Throughout his wide-ranging career, Keith Money has painted a diverse range of subjects, and for a decade, his equestrian landscapes were sold at ‘top of the range’ prices. In the eighties, Money’s working hand was struck by a condition akin to that which affects some pianists, and his painting ceased for six years; then, almost miraculously, the hand righted itself, and Money picked up the artwork where he had left off. Noticeably, his nuance and control, now, is that of a far younger man’s. Money is renowned for his subtle skies and the great facility of brushwork in his watercolour painting, and these works are known for their distinctive atmospheric qualities. His drawings demonstrate an outstanding natural draftsmanship, which was commented on by Dame Laura Knight, when the young artist was first in London. She was fascinated by his skill, and inscribed drawings of her own, to Money, “with love and admiration.”

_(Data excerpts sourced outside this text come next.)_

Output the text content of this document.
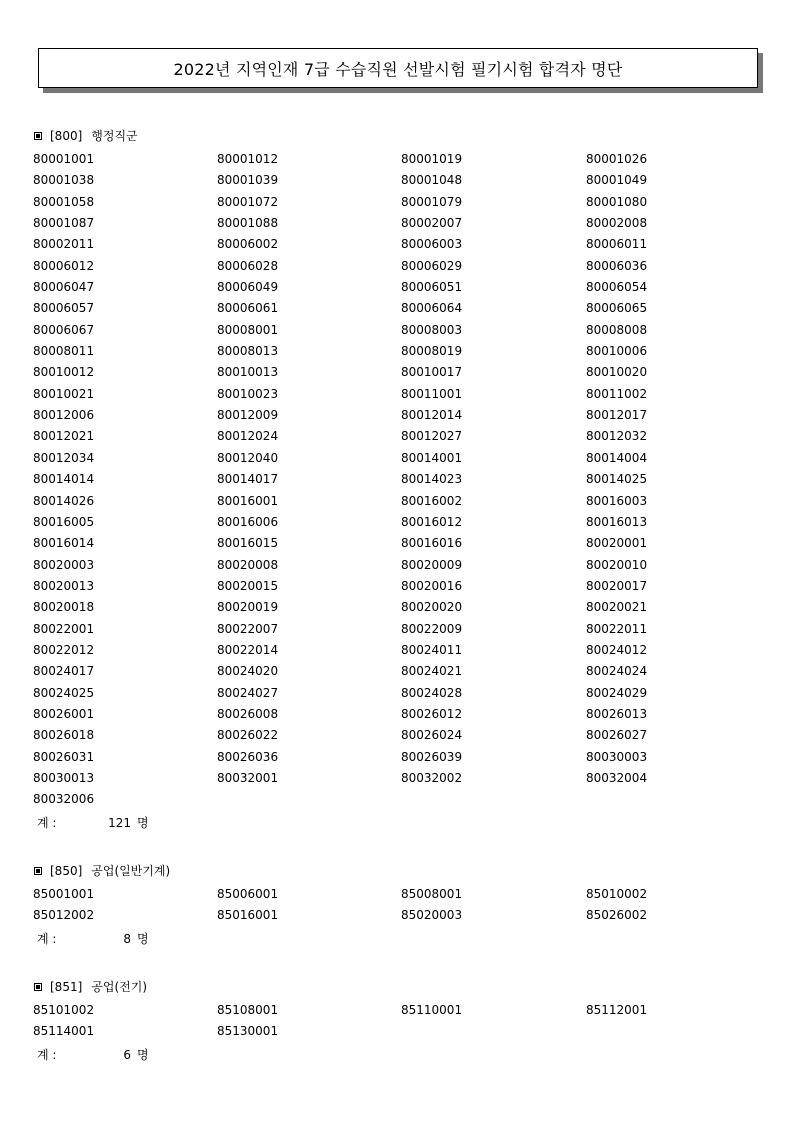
2022년 지역인재 7급 수습직원 선발시험 필기시험 합격자 명단
[800] 행정직군
80001001	80001012	80001019	80001026
80001038	80001039	80001048	80001049
80001058	80001072	80001079	80001080
80001087	80001088	80002007	80002008
80002011	80006002	80006003	80006011
80006012	80006028	80006029	80006036
80006047	80006049	80006051	80006054
80006057	80006061	80006064	80006065
80006067	80008001	80008003	80008008
80008011	80008013	80008019	80010006
80010012	80010013	80010017	80010020
80010021	80010023	80011001	80011002
80012006	80012009	80012014	80012017
80012021	80012024	80012027	80012032
80012034	80012040	80014001	80014004
80014014	80014017	80014023	80014025
80014026	80016001	80016002	80016003
80016005	80016006	80016012	80016013
80016014	80016015	80016016	80020001
80020003	80020008	80020009	80020010
80020013	80020015	80020016	80020017
80020018	80020019	80020020	80020021
80022001	80022007	80022009	80022011
80022012	80022014	80024011	80024012
80024017	80024020	80024021	80024024
80024025	80024027	80024028	80024029
80026001	80026008	80026012	80026013
80026018	80026022	80026024	80026027
80026031	80026036	80026039	80030003
80030013	80032001	80032002	80032004
80032006
계 :	121 명
[850] 공업(일반기계)
85001001	85006001	85008001	85010002
85012002	85016001	85020003	85026002
계 :	8 명
[851] 공업(전기)
85101002	85108001	85110001	85112001
85114001	85130001
계 :	6 명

This painting of the legendary American Thoroughbred Secretariat was completed within a year of his record-breaking victory in the Belmont Stakes, regarded as one of the greatest races of all time. The man in Money’s painting is seen wearing Secretariat’s racing colour – the blue-and-white-checks of Meadow Stables.
In 1977, the prestigious American magazine Thoroughbred Record published a nine-page article on Keith Money and his equestrian paintings. This painting was included in the article.